Türk-Alman ilişkilerinde yaşanan krizlerde etkili olan
faktörlerden biri de Almanya’dan Türkiye’ye yöneltilen demokrasi ve
insan hakları konularındaki suçlamalardır. Ankara tarafından bu tür
suçlamalar iç işlerine müdahalenin bir vesilesi olarak görüldüğü
için tepkiyle karşılanıyor.
İnsan hakları ve demokrasi gerekçe gösterilerek başta Cumhurbaşkanı
Erdoğan olmak üzere Türkiye yöneticilerine karşı başlatılan
eleştiriler zamanla karalama kampanyasına dönüştü. Önce medyanın
belli kesimleri ve marjinal bazı siyasetçiler tarafından başlatılan
bu kampanya zamanla genişleyerek medya ve siyaset dünyasının
neredeyse tamamına yayıldı.
Almanya tarafından demokrasi ve insan hakları alanında meşru
eleştiri olarak görülen, Türkiye tarafından ise iç işlerine
karışmanın aracı olarak bilinçli bir şekilde yürütülen karalama
kampanyası olarak nitelendirilen bu suçlamaların gerçek mahiyetini
anlamak için bazı sorular soralım.
Öncelikle Almanya’nın Türkiye politikasını şekillendirirken,
Türkiye’de demokrasi ve insan haklarının gelişmesini mi yoksa kendi
ekonomik ve güvenlik çıkarlarını mı göz önünde tuttuğu sorusunu
sormak gerekiyor. İkisi arasında bir çatışma söz konusu olduğunda
Berlin hangisini tercih ediyor?
Almanya, Türkiye politikasında hep insan hakları ve demokrasiyi
önceleyen bir politika mı izlemiştir? Örneğin 12 Eylül ve 28 Şubat
darbeleri sırasında demokrasiyi savunmak için şimdi olduğuna benzer
bir şekilde medya kampanyası yürütmüş müdür?
Berlin’in dış politikası genel olarak insan hakları ve demokrasiyi
önceleyen bir çizgide midir? Çin, Rusya, Suudi Arabistan, Mısır ve
ABD gibi ülkelere karşı da bu gerekçelerle medya ve siyasetçilerin
yoğun katılımlarıyla karalama kampanyaları yürütülüyor mu?
Almanya’nın kendi içerisinde insan hakları alanında yaşanan
sorunlar ne düzeydedir? Her yıl başta Müslümanlar olmak üzere,
yabancıları hedef alan binlerce saldırının önlenmesi konusunda
Alman makamları neden yeterince çaba sarf etmiyor?

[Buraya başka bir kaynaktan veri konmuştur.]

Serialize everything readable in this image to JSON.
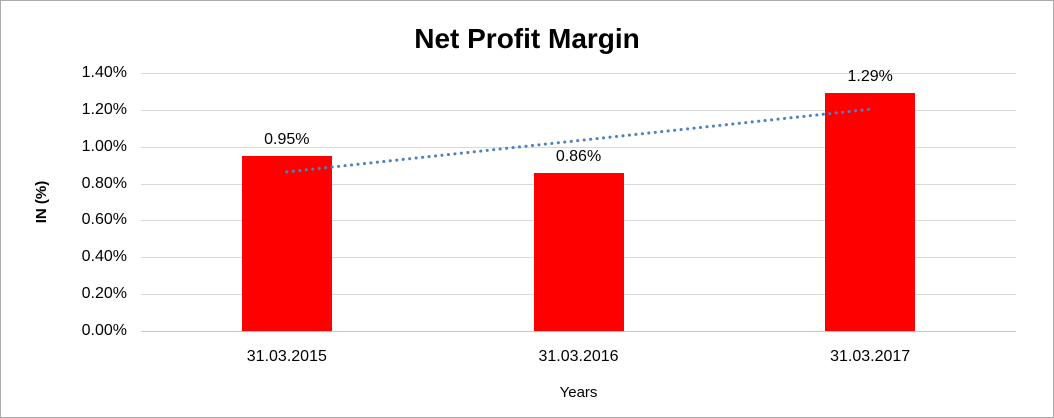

2016 yılında sadece sığınmacıları hedef alan 3 bin 533 saldırı
Alman polisince engellenemez miydi? Bu saldırılarda yaralanan 43’ü
çocuk 560 kişi insan haklarına sahip değil miydi? Bu ırkçı
saldırıları engellemekten aciz bir ülkenin başka ülkelere insan
hakları dersi vermesi ne kadar meşru?